Charlotte Puiseux développe un concept original, l’handinationalisme : « Il sert à identifier le processus à l’oeuvre dans les nations occidentales pour mettre en avant la réussite sociale de certains citoyens ou citoyennes handicapés, renvoyant ainsi d’elles-mêmes l’image de nations tolérantes. Cette politique de l’exceptionnalisme renforce en réalité le système validiste puisque ces citoyens handicapés ne sont glorifiés que parce qu’ils arrivent à se rapprocher de la validité, et met davantage à la marge la grande majorité des personnes handicapées qui ne se retrouvent pas dans cette vision renvoyée par la Nation. C’est une critique d’une pseudo intégration qui vante le côté super héros ou héroïne, repose sur des exploits qui semblent impressionnants mais utilise toujours un regard validiste parce que ces héros arrivent à se rapprocher des capacités des valides. Du coup, on promeut ces héros comme des exemples, comme ce que doivent être les personnes handicapées, alors qu’en fait ils sont des exceptions. » Une critique qui ne concerne pas que les handisportifs : « Ça concerne aussi les personnes qui ont une réussite sociale très impressionnante, dans une entreprise par exemple.
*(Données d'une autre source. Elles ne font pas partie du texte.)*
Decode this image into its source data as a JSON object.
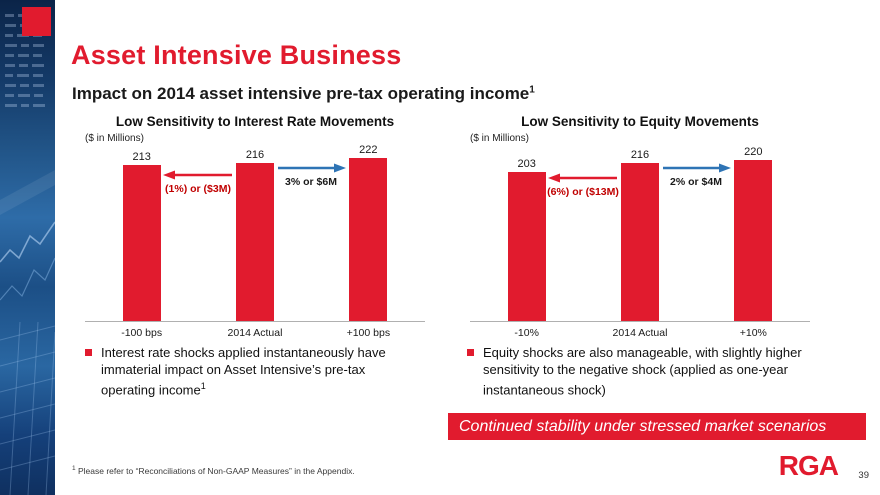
{
  "slide": {
    "title": "Asset Intensive Business",
    "subtitle": "Impact on 2014 asset intensive pre-tax operating income",
    "subtitle_sup": "1",
    "banner": "Continued stability under stressed market scenarios",
    "footnote_sup": "1",
    "footnote": " Please refer to “Reconciliations of Non-GAAP Measures” in the Appendix.",
    "logo": "RGA",
    "page_number": "39"
  },
  "colors": {
    "accent_red": "#e11b2e",
    "negative_label_red": "#c00000",
    "arrow_blue": "#2e74b5",
    "text_dark": "#1a1a1a"
  },
  "bullets": [
    {
      "text": "Interest rate shocks applied instantaneously have immaterial impact on Asset Intensive’s pre-tax operating income",
      "sup": "1"
    },
    {
      "text": "Equity shocks are also manageable, with slightly higher sensitivity to the negative shock (applied as one-year instantaneous shock)",
      "sup": ""
    }
  ],
  "chart_data": [
    {
      "type": "bar",
      "title": "Low Sensitivity to Interest Rate Movements",
      "units": "($ in Millions)",
      "categories": [
        "-100 bps",
        "2014 Actual",
        "+100 bps"
      ],
      "values": [
        213,
        216,
        222
      ],
      "bar_color": "#e11b2e",
      "xlabel": "",
      "ylabel": "",
      "ylim": [
        0,
        240
      ],
      "grid": false,
      "value_labels": true,
      "annotations": [
        {
          "label": "(1%) or ($3M)",
          "direction": "left",
          "color": "#c00000",
          "arrow_color": "#e11b2e"
        },
        {
          "label": "3% or $6M",
          "direction": "right",
          "color": "#1a1a1a",
          "arrow_color": "#2e74b5"
        }
      ]
    },
    {
      "type": "bar",
      "title": "Low Sensitivity to Equity Movements",
      "units": "($ in Millions)",
      "categories": [
        "-10%",
        "2014 Actual",
        "+10%"
      ],
      "values": [
        203,
        216,
        220
      ],
      "bar_color": "#e11b2e",
      "xlabel": "",
      "ylabel": "",
      "ylim": [
        0,
        240
      ],
      "grid": false,
      "value_labels": true,
      "annotations": [
        {
          "label": "(6%) or ($13M)",
          "direction": "left",
          "color": "#c00000",
          "arrow_color": "#e11b2e"
        },
        {
          "label": "2% or $4M",
          "direction": "right",
          "color": "#1a1a1a",
          "arrow_color": "#2e74b5"
        }
      ]
    }
  ]
}
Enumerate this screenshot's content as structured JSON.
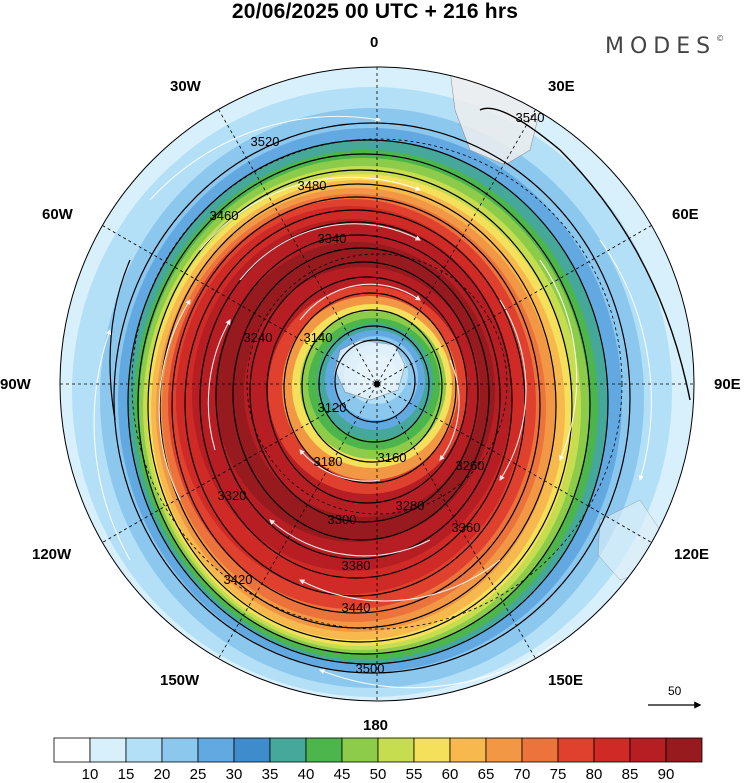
{
  "title": "20/06/2025  00 UTC  + 216 hrs",
  "brand": {
    "text": "MODES",
    "mark": "©"
  },
  "map": {
    "projection": "south-polar-stereographic",
    "longitude_labels": [
      "0",
      "30E",
      "60E",
      "90E",
      "120E",
      "150E",
      "180",
      "150W",
      "120W",
      "90W",
      "60W",
      "30W"
    ],
    "contour_labels": [
      "3120",
      "3140",
      "3160",
      "3180",
      "3240",
      "3260",
      "3280",
      "3300",
      "3320",
      "3340",
      "3360",
      "3380",
      "3420",
      "3440",
      "3460",
      "3480",
      "3500",
      "3520",
      "3540"
    ],
    "shading_variable": "wind speed",
    "streamlines": "white wind arrows"
  },
  "colorbar": {
    "ticks": [
      "10",
      "15",
      "20",
      "25",
      "30",
      "35",
      "40",
      "45",
      "50",
      "55",
      "60",
      "65",
      "70",
      "75",
      "80",
      "85",
      "90"
    ],
    "colors": [
      "#ffffff",
      "#d7f0fb",
      "#b3e0f6",
      "#8cc7ee",
      "#62a9e1",
      "#3f8ccc",
      "#45a89a",
      "#4cb54b",
      "#8ccc4a",
      "#c6dd4f",
      "#f4e05a",
      "#f7b94d",
      "#f29844",
      "#ec733b",
      "#e0412e",
      "#cf2a26",
      "#b61e24",
      "#961a1e"
    ]
  },
  "vector_reference": {
    "label": "50"
  }
}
Ça reste très exceptionnel parce qu’on sait que les personnes handicapées font partie des populations les plus précaires. » Pourtant, de nombreuses personnes handicapées qui ont « réussi » professionnellement ou financièrement ne s’en vantent pas pour autant, ne communiquent pas et n’émergent pas de la masse de la population : à cet égard, la France ne fonctionne pas comme les pays anglo-saxons. « Certaines personnes peuvent plus ou moins cacher leur handicap. Je pense aussi que le fait de ne pas vouloir mettre en avant son handicap même quand il est perceptible visuellement, c’est parce qu’il n’est pas forcément bien perçu socialement. » Mise en valeur chez les uns, stigmatisante pour les autres, la visibilité des personnes handicapées semblerait pétrie de contradictions. Il n’existerait donc pas de « fierté handi » comme il existe une fierté gay ? « C’est un peu une clé, cette question de fierté. En France, on en est aux prémisses, et encore ! Dans les pays anglo-saxons, elle est plus développée. »

… à l’anticapitalisme

« Pour moi, le capitalisme est créateur de handicaps. La compétitivité dans la production met les corps à rude épreuve, fait travailler dans des conditions de santé difficiles, également au niveau psychique. Le capitalisme est générateur de beaucoup de handicaps physiques ou psychiques et il exclut d’emblée les personnes handicapées de naissance du monde du travail parce qu’elles ne sont pas assez productives. C’est un élément fort de stigmatisation des personnes handicapées. » Pourtant, dans les économies dirigistes qui sont encore dans le giron de partis communistes (Chine, Vietnam, Cuba, etc.), la situation des personnes handicapées n’est pas plus favorable, elles demeurent marginalisées, masquées, survivent grâce à la charité et au saupoudrage de programmes sociaux étatiques. Quelle est pour Charlotte Puiseux l’alternative à la société capitaliste qui oppresse les personnes handicapées ? « Je suis militante anti-capitaliste depuis une quinzaine d’années, c’est par cela que j’ai commencé mon parcours militant. J’ai forgé ma culture militante au sein du Nouveau Parti Anticapitaliste, y compris sur les questions de handicap. Oui, le capitalisme est néfaste pour tout le monde. Il y a des alternatives à trouver, beaucoup de choses à inventer. Je ne vais pas proposer des choses toutes faites. » Visiblement, la pensée trotskiste française est aussi désemparée que la pensée communiste, toujours en recherche d’un projet de société depuis la chute du bloc soviétique et des pays de l’est européen au début des années 1990. Mais en l’absence de projets alternatifs rapidement déployables, quelles seraient les actions à mettre en place pour peser sur la condition des personnes handicapées et la faire évoluer ? « Je vais me cantonner à la France. Déjà, régler toutes les questions de la vie autonome parce qu’il reste beaucoup à faire, et que la France s’appuie sur les institutions spécialisées en cherchant à les améliorer et pas à les fermer. Au lieu d’investir économiquement, de trouver des solutions politiques en faveur du mouvement pour la vie autonome, on préfère améliorer les institutions et c’est très néfaste pour les personnes handicapées. »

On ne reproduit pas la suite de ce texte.